The Panel also concludes that the circumstances demonstrate bad faith use of the disputed domain name by Respondents, as elaborated below.

The Panel finds that Respondents’ contentions that the website to which the disputed domain name routes is noncommercial, and simply an attempt to provide information, lacks credibility. Currently available online screens from Respondents’ website show that the disputed domain name is used to promote sales of competitors of Complainant in the cement and concrete industries. This constitutes use in bad faith. Pfizer Inc. v. jg a/k/a Josh Green, supra (citing Google, Inc v. wwwgoogle.com and Jimmy Siavesh Behain, WIPO Case No. D2000-1240; Casio Keisanki Kabushiki Kaisha (Casio Computer Co., Ltd.) v.
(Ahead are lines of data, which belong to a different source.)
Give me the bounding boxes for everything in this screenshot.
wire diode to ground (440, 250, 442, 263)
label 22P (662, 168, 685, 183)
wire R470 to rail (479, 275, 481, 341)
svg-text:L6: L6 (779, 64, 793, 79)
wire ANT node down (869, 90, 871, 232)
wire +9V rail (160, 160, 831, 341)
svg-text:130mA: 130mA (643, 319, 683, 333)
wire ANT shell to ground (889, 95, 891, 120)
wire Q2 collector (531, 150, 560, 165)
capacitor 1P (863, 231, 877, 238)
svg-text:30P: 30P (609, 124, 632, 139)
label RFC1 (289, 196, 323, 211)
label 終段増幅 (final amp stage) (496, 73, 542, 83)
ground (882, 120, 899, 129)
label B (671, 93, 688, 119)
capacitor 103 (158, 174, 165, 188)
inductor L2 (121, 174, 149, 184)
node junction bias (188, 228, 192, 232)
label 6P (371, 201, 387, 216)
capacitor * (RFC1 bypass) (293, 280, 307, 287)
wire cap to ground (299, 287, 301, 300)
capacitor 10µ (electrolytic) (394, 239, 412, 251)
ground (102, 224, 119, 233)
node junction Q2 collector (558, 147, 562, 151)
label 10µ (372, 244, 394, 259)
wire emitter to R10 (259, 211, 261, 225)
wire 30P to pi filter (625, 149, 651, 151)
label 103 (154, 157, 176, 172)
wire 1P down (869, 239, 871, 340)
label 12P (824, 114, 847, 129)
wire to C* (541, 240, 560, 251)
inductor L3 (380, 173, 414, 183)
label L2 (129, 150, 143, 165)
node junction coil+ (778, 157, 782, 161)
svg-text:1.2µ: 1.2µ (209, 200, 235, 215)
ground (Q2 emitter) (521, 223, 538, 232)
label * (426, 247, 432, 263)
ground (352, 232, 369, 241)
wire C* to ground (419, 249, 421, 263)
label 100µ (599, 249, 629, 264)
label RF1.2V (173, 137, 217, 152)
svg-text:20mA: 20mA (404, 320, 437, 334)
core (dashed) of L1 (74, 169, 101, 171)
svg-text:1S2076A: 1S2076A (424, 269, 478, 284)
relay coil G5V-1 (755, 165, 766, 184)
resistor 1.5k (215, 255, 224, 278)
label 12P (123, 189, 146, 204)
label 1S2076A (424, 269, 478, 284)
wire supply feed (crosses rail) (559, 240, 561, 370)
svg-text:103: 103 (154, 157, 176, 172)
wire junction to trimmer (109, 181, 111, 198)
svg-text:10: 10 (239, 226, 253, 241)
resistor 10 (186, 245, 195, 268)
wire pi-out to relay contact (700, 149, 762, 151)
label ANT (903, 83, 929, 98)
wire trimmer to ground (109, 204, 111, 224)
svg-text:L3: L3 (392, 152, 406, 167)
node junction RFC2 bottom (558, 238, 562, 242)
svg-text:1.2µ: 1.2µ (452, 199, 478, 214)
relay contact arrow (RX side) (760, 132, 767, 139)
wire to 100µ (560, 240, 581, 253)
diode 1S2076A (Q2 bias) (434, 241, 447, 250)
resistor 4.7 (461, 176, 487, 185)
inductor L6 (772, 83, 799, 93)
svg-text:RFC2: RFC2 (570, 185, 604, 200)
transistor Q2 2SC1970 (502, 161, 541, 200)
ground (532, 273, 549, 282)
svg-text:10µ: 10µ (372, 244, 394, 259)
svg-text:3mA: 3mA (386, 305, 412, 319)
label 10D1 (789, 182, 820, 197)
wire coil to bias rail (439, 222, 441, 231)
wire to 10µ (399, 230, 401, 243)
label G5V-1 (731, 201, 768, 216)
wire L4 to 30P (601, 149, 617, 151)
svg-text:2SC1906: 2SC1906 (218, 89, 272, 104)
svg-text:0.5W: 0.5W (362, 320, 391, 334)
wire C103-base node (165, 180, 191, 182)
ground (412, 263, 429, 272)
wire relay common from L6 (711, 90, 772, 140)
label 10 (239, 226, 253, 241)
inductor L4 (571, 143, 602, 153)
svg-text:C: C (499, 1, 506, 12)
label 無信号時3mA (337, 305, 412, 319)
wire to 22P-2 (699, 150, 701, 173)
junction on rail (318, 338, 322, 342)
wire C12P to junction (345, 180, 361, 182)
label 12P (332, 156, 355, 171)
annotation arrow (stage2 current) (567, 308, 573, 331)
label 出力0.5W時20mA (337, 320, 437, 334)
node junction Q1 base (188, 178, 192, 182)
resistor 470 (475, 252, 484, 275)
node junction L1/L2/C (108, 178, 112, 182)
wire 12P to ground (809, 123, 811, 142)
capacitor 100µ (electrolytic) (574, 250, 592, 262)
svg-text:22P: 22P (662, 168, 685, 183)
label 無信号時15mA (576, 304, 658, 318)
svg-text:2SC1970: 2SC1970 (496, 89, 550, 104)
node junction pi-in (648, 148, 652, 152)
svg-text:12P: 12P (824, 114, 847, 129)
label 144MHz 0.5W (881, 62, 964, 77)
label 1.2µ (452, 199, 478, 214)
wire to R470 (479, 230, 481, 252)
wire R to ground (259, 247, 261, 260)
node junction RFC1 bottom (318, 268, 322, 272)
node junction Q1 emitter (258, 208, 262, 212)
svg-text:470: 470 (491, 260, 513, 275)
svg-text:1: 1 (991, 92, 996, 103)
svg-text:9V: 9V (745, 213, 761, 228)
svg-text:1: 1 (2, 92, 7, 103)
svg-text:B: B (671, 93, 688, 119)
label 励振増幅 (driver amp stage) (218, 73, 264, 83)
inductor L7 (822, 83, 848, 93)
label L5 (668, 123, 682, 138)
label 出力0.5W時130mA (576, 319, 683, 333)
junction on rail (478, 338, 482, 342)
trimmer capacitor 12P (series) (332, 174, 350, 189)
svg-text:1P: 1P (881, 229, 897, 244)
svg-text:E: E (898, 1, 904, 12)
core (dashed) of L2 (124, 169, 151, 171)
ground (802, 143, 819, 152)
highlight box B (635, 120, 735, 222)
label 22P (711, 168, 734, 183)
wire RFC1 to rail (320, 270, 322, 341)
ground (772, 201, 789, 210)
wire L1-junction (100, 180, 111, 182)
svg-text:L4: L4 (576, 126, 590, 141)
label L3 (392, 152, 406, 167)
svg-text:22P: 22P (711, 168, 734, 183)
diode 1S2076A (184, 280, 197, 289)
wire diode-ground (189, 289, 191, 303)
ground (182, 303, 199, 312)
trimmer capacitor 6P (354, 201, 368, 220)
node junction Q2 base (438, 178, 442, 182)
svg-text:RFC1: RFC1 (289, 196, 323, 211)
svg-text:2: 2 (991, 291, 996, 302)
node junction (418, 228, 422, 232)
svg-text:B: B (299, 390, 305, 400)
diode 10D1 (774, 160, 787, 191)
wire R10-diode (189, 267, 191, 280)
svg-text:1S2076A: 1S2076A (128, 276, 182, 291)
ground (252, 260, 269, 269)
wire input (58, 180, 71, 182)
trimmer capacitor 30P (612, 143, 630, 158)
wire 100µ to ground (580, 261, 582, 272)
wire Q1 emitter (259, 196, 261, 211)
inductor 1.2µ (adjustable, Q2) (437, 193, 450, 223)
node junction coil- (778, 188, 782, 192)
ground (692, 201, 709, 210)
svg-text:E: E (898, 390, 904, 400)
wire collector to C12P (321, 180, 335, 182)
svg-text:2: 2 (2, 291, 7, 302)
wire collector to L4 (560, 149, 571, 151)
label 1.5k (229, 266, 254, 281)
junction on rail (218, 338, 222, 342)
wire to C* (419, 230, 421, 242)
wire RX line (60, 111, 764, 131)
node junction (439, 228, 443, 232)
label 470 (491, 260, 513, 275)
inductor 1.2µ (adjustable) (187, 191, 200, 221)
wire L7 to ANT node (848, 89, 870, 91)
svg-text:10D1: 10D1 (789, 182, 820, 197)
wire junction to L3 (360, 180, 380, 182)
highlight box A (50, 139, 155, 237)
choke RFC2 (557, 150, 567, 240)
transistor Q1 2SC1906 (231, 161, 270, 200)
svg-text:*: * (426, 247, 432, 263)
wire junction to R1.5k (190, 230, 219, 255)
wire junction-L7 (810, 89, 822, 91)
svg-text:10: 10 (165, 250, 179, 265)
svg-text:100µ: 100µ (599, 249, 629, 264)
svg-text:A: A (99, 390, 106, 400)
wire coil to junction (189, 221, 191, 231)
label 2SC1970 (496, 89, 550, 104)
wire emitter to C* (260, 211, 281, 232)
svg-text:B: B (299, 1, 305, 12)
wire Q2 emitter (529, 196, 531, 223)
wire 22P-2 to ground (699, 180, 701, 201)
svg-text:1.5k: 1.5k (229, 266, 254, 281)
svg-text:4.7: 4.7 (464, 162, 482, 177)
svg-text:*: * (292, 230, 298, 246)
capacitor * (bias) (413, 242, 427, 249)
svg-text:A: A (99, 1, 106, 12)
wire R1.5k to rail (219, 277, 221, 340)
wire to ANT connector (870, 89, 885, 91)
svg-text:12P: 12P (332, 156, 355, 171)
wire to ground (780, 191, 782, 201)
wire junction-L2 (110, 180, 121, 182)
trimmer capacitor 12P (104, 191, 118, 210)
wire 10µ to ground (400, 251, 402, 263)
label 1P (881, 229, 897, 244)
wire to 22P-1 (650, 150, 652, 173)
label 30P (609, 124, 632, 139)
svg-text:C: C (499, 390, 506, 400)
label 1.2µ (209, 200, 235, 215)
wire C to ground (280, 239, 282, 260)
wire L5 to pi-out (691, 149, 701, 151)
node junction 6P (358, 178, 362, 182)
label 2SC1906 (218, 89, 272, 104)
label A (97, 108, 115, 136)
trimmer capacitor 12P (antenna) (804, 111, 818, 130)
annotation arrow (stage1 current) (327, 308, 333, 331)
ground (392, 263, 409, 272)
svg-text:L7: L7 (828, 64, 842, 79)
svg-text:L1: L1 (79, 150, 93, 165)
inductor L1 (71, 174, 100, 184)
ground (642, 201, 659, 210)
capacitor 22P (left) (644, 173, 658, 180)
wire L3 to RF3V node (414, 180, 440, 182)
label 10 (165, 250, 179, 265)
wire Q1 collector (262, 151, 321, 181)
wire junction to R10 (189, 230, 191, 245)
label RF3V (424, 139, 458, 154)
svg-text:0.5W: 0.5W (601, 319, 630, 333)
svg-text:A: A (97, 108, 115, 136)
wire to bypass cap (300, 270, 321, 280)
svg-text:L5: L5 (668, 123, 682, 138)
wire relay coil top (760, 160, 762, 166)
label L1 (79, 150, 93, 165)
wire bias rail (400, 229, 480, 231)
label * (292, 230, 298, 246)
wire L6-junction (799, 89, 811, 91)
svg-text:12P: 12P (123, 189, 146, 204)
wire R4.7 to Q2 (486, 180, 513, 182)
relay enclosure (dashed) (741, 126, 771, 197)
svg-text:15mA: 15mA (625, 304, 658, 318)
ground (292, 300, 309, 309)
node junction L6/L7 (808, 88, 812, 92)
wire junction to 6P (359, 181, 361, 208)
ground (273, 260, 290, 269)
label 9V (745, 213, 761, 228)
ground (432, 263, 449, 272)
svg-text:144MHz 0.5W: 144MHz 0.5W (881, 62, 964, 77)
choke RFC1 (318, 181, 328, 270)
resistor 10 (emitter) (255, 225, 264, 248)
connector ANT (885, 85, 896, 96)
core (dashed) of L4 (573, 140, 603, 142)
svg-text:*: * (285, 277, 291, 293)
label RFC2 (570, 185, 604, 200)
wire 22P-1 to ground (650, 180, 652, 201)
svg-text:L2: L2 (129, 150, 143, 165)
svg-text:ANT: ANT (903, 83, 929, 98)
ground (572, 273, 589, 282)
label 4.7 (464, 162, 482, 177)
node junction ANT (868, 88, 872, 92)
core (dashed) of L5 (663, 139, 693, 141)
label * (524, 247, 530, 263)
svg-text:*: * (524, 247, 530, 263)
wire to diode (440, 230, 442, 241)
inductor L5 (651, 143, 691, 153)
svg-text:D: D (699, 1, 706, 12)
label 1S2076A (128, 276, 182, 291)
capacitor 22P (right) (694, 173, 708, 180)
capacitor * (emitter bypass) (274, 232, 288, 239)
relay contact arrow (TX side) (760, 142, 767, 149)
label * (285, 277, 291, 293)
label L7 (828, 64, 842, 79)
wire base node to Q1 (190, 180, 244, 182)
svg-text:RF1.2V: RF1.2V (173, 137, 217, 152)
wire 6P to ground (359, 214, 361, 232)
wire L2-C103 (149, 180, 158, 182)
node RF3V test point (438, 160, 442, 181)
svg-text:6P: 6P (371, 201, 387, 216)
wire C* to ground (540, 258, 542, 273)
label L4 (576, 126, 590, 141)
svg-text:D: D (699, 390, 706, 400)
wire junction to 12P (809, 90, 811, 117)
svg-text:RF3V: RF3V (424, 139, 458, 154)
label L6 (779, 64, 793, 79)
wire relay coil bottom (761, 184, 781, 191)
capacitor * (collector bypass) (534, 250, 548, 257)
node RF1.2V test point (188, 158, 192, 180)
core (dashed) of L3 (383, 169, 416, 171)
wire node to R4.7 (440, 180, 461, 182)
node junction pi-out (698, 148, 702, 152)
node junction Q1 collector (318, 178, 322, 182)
Jongchan Kim, WIPO Case No. D2003-0400; and Downstream Technologies, LLC v. Bartels System GmbH, WIPO Case No. D2003-0088).

Moreover, Respondents’ insistence on requiring that Complainant buy the registration for the disputed domain name for no less than € 20,000, an amount clearly in excess of Respondents’ out-of-pocket expenses (alleged in Respondent Diker’s response to be € 1,500), is a clear ground for finding bad faith under paragraph 4(b)(i) of the Policy.

The Panel therefore concludes that the disputed domain name was registered and is being used by Respondents in bad faith under paragraph 4(a)(iii) of the Policy.

7. Decision

For the foregoing reasons, in accordance with paragraphs 4(i) of the Policy and 15 of the Rules, the Panel orders that the disputed domain name <chryso.org> be transferred to Complainant.

Nasser A. Khasawneh
Sole Panelist
Dated: August 10, 2011


1 The Panel has undertaken limited research by visiting online the website to which the disputed domain name routes, see WIPO Overview of WIPO Panel Views on Selected UDRP Questions, paragraph 4.5.

2 The Complaint annexes considerable evidence respecting the allegedly copied material.

3 As noted earlier, responses on behalf of the registrant to the correspondence by Complainant’s counsel were signed by Mr. Diker, who also used the first person “I” when discussing the sale of the disputed domain name.

4 The Panel notes that the Complainant contends that there is no conceivable use of its trademarks in a domain name like the one presently under consideration that would be permissible under the Policy. Such a sweeping assertion is not addressed by the Panel in this Decision; the existence of links on Respondents’ website to other commercial businesses means that Respondents are not in this case, as they represent, simply providing public information without commercial interest.